In 1987, composer Vangelis was cleared in a London court of plagiarising his Oscar-winning "Chariots of Fire" theme from a song written by another composer (Stavros Logarides) for a 1976 Greek television show.
In 1988, Michael Jackson gave a free sneak preview of his national tour to 420 third-graders of a school in Pensacola, Fla. The kids were bused to the Pensacola Civic Centre where Jackson was rehearsing after they had sent the superstar a rap video in his honour.
In 1992, French culture minister Jack Lang called Lou Reed "a great poet of our anguish and perhaps our hopes" as he made him a knight of the French Order of Arts and Letters.
In 1992, Vince Neil quit as lead singer for "Motley Crue," after 11 years with the group. He said he wanted to spend more time on his race car driving. He later returned to the band.
In 1995, Bob Stinson, a founding member of "The Replacements," died in Minneapolis of complications from drug and alcohol abuse. He was 35.

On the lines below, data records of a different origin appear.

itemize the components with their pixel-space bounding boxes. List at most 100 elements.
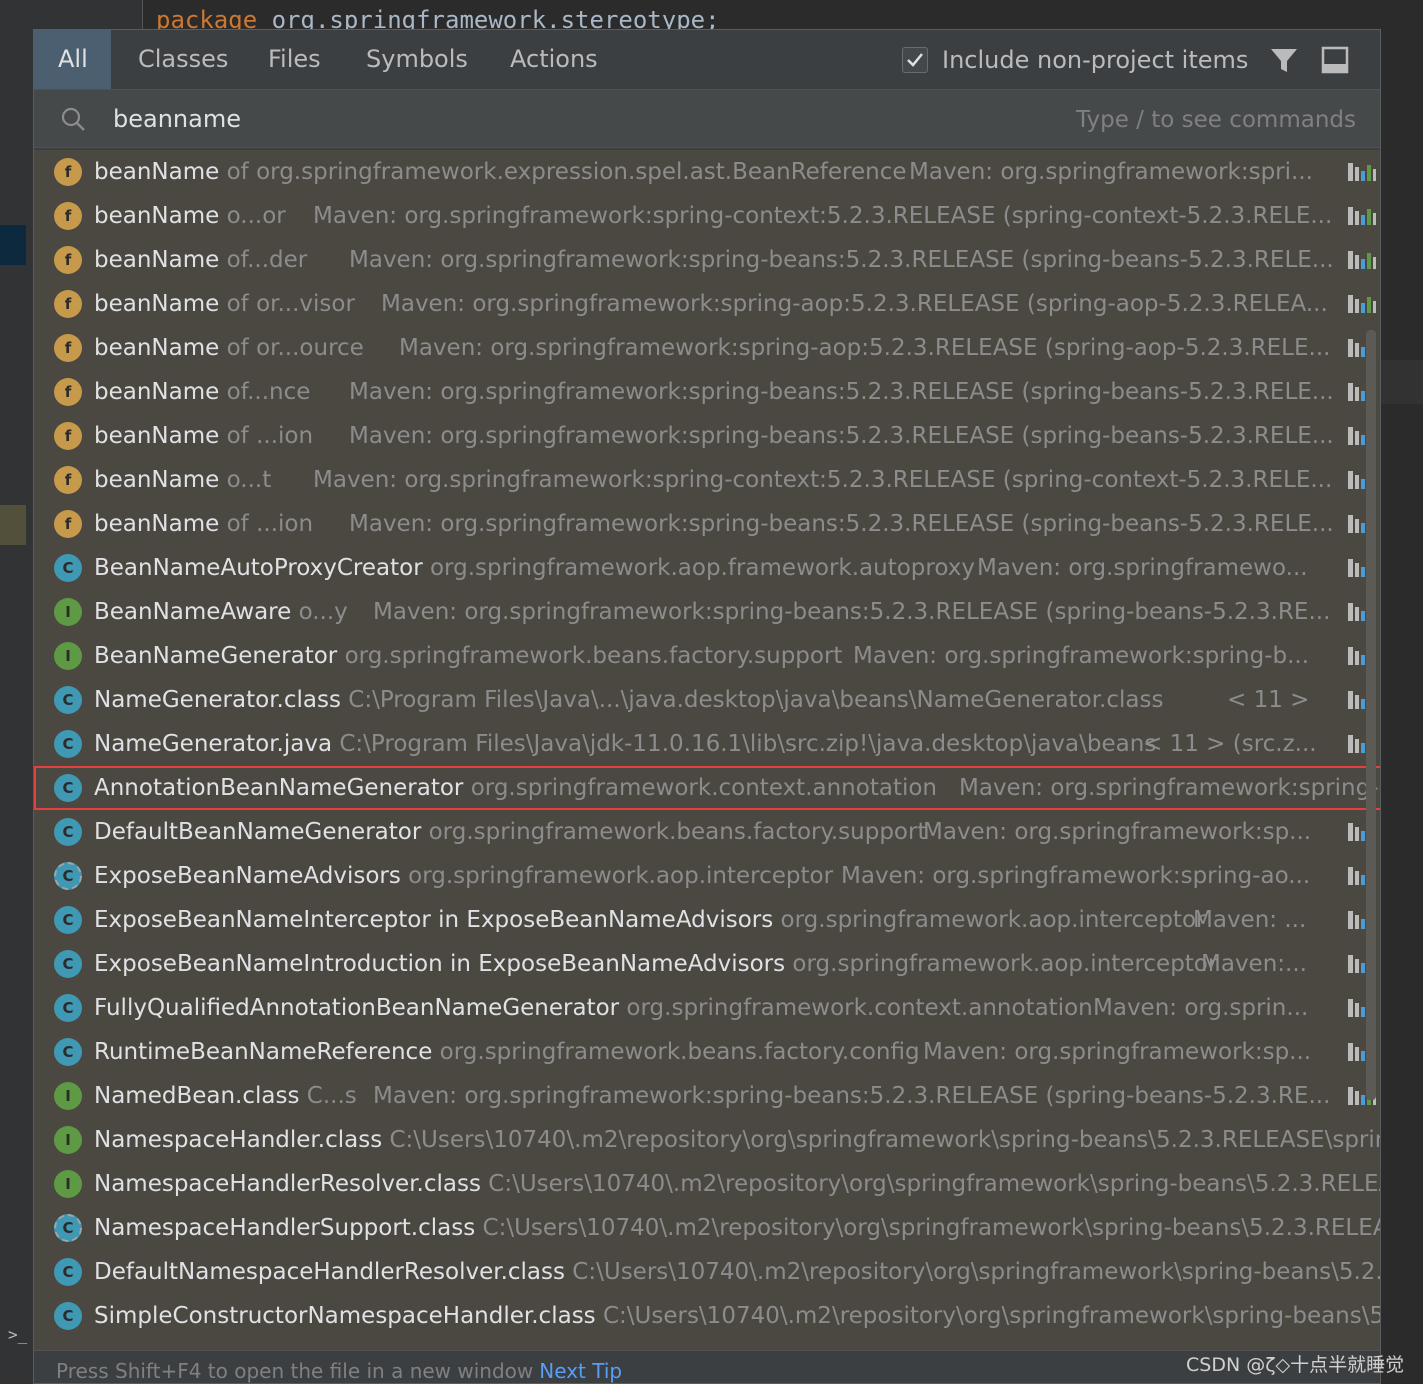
result-row[interactable]: C ExposeBeanNameIntroduction in ExposeBea… bbox=[34, 942, 1380, 986]
result-row[interactable]: C NameGenerator.java C:\Program Files\Jav… bbox=[34, 722, 1380, 766]
result-row[interactable]: f beanName of or...visor Maven: org.spring… bbox=[34, 282, 1380, 326]
result-label: beanName of...der bbox=[94, 238, 307, 282]
gutter-warning-mark bbox=[0, 505, 26, 545]
result-label: DefaultNamespaceHandlerResolver.class C:… bbox=[94, 1250, 1381, 1294]
results-scrollbar[interactable] bbox=[1366, 330, 1376, 1100]
result-label: BeanNameAware o...y bbox=[94, 590, 348, 634]
field-icon: f bbox=[54, 202, 82, 230]
result-library: Maven: org.springframework:spring-beans:… bbox=[349, 423, 1334, 449]
terminal-icon[interactable]: >_ bbox=[8, 1325, 32, 1345]
result-row[interactable]: C SimpleConstructorNamespaceHandler.class… bbox=[34, 1294, 1380, 1338]
result-library: Maven: org.springframework:spri... bbox=[909, 159, 1313, 185]
open-in-tool-window-icon[interactable] bbox=[1319, 44, 1351, 76]
result-label: SimpleConstructorNamespaceHandler.class … bbox=[94, 1294, 1380, 1338]
tab-bar: All Classes Files Symbols Actions Includ… bbox=[34, 30, 1380, 90]
result-location: o...or bbox=[219, 203, 286, 229]
tab-symbols[interactable]: Symbols bbox=[342, 30, 492, 89]
result-row[interactable]: C RuntimeBeanNameReference org.springfram… bbox=[34, 1030, 1380, 1074]
class-icon: C bbox=[54, 906, 82, 934]
result-label: NamespaceHandlerResolver.class C:\Users\… bbox=[94, 1162, 1380, 1206]
result-location: org.springframework.aop.interceptor bbox=[400, 863, 834, 889]
result-name: NamespaceHandlerResolver.class bbox=[94, 1171, 481, 1197]
library-icon bbox=[1348, 295, 1376, 313]
result-label: ExposeBeanNameAdvisors org.springframewo… bbox=[94, 854, 833, 898]
result-row[interactable]: I BeanNameAware o...y Maven: org.springfra… bbox=[34, 590, 1380, 634]
include-non-project-toggle[interactable]: Include non-project items bbox=[902, 44, 1248, 76]
result-name: NamedBean.class bbox=[94, 1083, 300, 1109]
result-name: BeanNameAware bbox=[94, 599, 292, 625]
tab-classes[interactable]: Classes bbox=[114, 30, 252, 89]
result-label: beanName of org.springframework.expressi… bbox=[94, 150, 907, 194]
filter-icon[interactable] bbox=[1268, 44, 1300, 76]
result-row[interactable]: I BeanNameGenerator org.springframework.b… bbox=[34, 634, 1380, 678]
search-input[interactable] bbox=[111, 98, 915, 140]
result-row[interactable]: C ExposeBeanNameInterceptor in ExposeBean… bbox=[34, 898, 1380, 942]
field-icon: f bbox=[54, 378, 82, 406]
result-row[interactable]: C BeanNameAutoProxyCreator org.springfram… bbox=[34, 546, 1380, 590]
result-name: AnnotationBeanNameGenerator bbox=[94, 775, 464, 801]
interface-icon: I bbox=[54, 1170, 82, 1198]
result-label: BeanNameGenerator org.springframework.be… bbox=[94, 634, 842, 678]
result-location: of...der bbox=[219, 247, 308, 273]
result-row[interactable]: f beanName of org.springframework.express… bbox=[34, 150, 1380, 194]
result-row[interactable]: f beanName of or...ource Maven: org.spring… bbox=[34, 326, 1380, 370]
result-name: NameGenerator.java bbox=[94, 731, 333, 757]
result-label: DefaultBeanNameGenerator org.springframe… bbox=[94, 810, 926, 854]
result-label: BeanNameAutoProxyCreator org.springframe… bbox=[94, 546, 975, 590]
field-icon: f bbox=[54, 158, 82, 186]
result-location: of org.springframework.expression.spel.a… bbox=[219, 159, 907, 185]
tab-actions[interactable]: Actions bbox=[486, 30, 622, 89]
result-label: NameGenerator.class C:\Program Files\Jav… bbox=[94, 678, 1163, 722]
results-list: f beanName of org.springframework.express… bbox=[34, 150, 1380, 1350]
result-name: BeanNameAutoProxyCreator bbox=[94, 555, 423, 581]
result-location: C:\Users\10740\.m2\repository\org\spring… bbox=[564, 1259, 1381, 1285]
result-library: Maven:... bbox=[1201, 951, 1307, 977]
result-location: C:\Program Files\Java\...\java.desktop\j… bbox=[340, 687, 1164, 713]
result-row[interactable]: C NameGenerator.class C:\Program Files\Ja… bbox=[34, 678, 1380, 722]
search-bar: Type / to see commands bbox=[34, 90, 1380, 148]
result-row[interactable]: C ExposeBeanNameAdvisors org.springframew… bbox=[34, 854, 1380, 898]
result-row[interactable]: I NamespaceHandlerResolver.class C:\Users… bbox=[34, 1162, 1380, 1206]
result-label: beanName of or...ource bbox=[94, 326, 364, 370]
result-row[interactable]: C AnnotationBeanNameGenerator org.springf… bbox=[34, 766, 1380, 810]
result-location: of or...ource bbox=[219, 335, 364, 361]
watermark: CSDN @ζ◇十点半就睡觉 bbox=[1186, 1354, 1405, 1376]
result-name: beanName bbox=[94, 335, 220, 361]
tab-files[interactable]: Files bbox=[244, 30, 345, 89]
tab-all[interactable]: All bbox=[34, 30, 111, 89]
result-row[interactable]: C NamespaceHandlerSupport.class C:\Users\… bbox=[34, 1206, 1380, 1250]
result-row[interactable]: I NamespaceHandler.class C:\Users\10740\.… bbox=[34, 1118, 1381, 1162]
result-location: o...y bbox=[291, 599, 348, 625]
result-label: NamedBean.class C...s bbox=[94, 1074, 357, 1118]
result-library: Maven: org.springframework:spring-ao... bbox=[841, 863, 1311, 889]
result-row[interactable]: f beanName o...t Maven: org.springframewor… bbox=[34, 458, 1380, 502]
result-name: beanName bbox=[94, 247, 220, 273]
result-row[interactable]: f beanName of...nce Maven: org.springframe… bbox=[34, 370, 1380, 414]
library-icon bbox=[1348, 207, 1376, 225]
result-row[interactable]: C DefaultNamespaceHandlerResolver.class C… bbox=[34, 1250, 1381, 1294]
result-row[interactable]: f beanName of ...ion Maven: org.springfram… bbox=[34, 414, 1380, 458]
result-row[interactable]: C DefaultBeanNameGenerator org.springfram… bbox=[34, 810, 1380, 854]
result-label: NameGenerator.java C:\Program Files\Java… bbox=[94, 722, 1156, 766]
result-row[interactable]: I NamedBean.class C...s Maven: org.springf… bbox=[34, 1074, 1380, 1118]
result-name: ExposeBeanNameIntroduction in ExposeBean… bbox=[94, 951, 786, 977]
library-icon bbox=[1348, 163, 1376, 181]
field-icon: f bbox=[54, 510, 82, 538]
class-icon: C bbox=[54, 1258, 82, 1286]
result-location: org.springframework.context.annotation bbox=[619, 995, 1093, 1021]
result-row[interactable]: f beanName of...der Maven: org.springframe… bbox=[34, 238, 1380, 282]
result-location: org.springframework.beans.factory.config bbox=[432, 1039, 920, 1065]
result-library: Maven: org.springframework:spring-aop:5.… bbox=[399, 335, 1331, 361]
result-location: C:\Users\10740\.m2\repository\org\spring… bbox=[382, 1127, 1381, 1153]
result-location: C:\Program Files\Java\jdk-11.0.16.1\lib\… bbox=[332, 731, 1157, 757]
result-library: < 11 > bbox=[1227, 687, 1310, 713]
result-row[interactable]: f beanName of ...ion Maven: org.springfram… bbox=[34, 502, 1380, 546]
include-non-project-checkbox[interactable] bbox=[902, 47, 928, 73]
class-icon: C bbox=[54, 994, 82, 1022]
result-label: FullyQualifiedAnnotationBeanNameGenerato… bbox=[94, 986, 1093, 1030]
field-icon: f bbox=[54, 290, 82, 318]
next-tip-link[interactable]: Next Tip bbox=[539, 1359, 622, 1383]
result-row[interactable]: f beanName o...or Maven: org.springframewo… bbox=[34, 194, 1380, 238]
editor-separator bbox=[142, 0, 143, 30]
result-row[interactable]: C FullyQualifiedAnnotationBeanNameGenerat… bbox=[34, 986, 1380, 1030]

In 1995, jazz trumpeter Yank Lawson, died at age 83 in Indianapolis, Ind.
In 1995, record producer Denny Cordell, who produced the debut albums of "The Moody Blues," "The Move" and "Procul Harum" in the 1960s, died in Dublin of cancer at age 51.
In 1997, a U.S. Christian TV network cancelled Pat Boone's weekly gospel music show after he appeared in black leather and fake tattoos on the American Music Awards show.

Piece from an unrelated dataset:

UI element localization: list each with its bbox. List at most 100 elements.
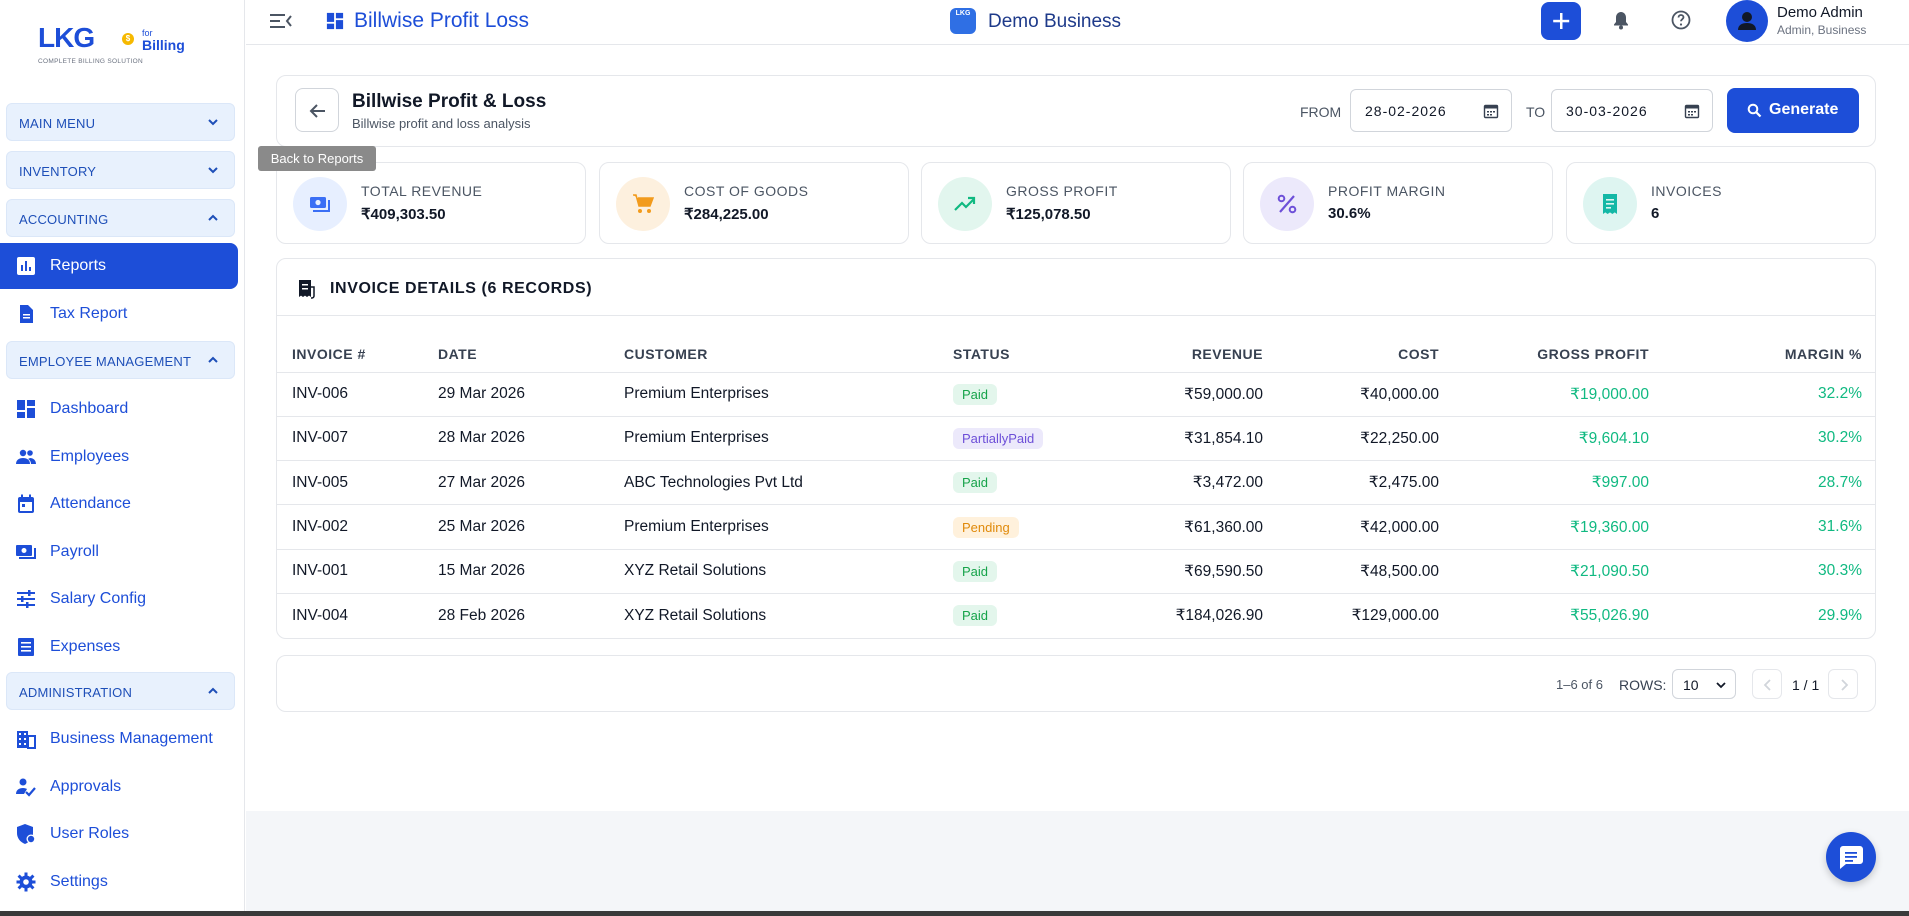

In 2004, the man who started what's believed to be the first radio station to program country music exclusively in the U.S. died in Colorado Springs. David Pinkston, known on the air as "Pappy Dave Stone," was 90. Stone and friend Leroy Elmore launched KDAV in Lubbock, Texas, in 1953 as a full-time country music station. He also opened a country music club in Lubbock, the home town of Buddy Holly. Stone is credited with helping the careers of Holly, Loretta Lynn and Waylon Jennings, who was a disc jockey on KDAV early in his career.
In 2009, the estate of rock guitarist Jimi Hendrix won a trademark infringement lawsuit against a company that promoted "Hendrix Electric" vodka. The federal court judgment ordered the vodka company to pay Hendrix's estate $3.2 million and ordered the vodka pulled from the market. The lawsuit pitted siblings against each other. The head of Experience Hendrix is Janie Hendrix, Jimi's stepsister. One of the owners of vodka marketer Electric Hendrix is Leon Hendrix, Jimi's younger half-brother.
In 2010, a false rumour about the death of Gordon Lightfoot spread like wildfire online, prompting the bemused folk legend to address his fans on a live TV news channel to dispute the reports.
In 2012, movie and music stars mourned pop diva Whitney Houston at her funeral in the Newark, N.J., church where she first wowed her congregation.
In 2013, Otis "Damon" Harris, who sang with "The Tempations" from 1971-75, died after a 14-year battle with prostate cancer. He was 62. Harris sang on hits like "Papa Was a Rollin' Stone" and "Superstar (Remember How You Got Where You Are)."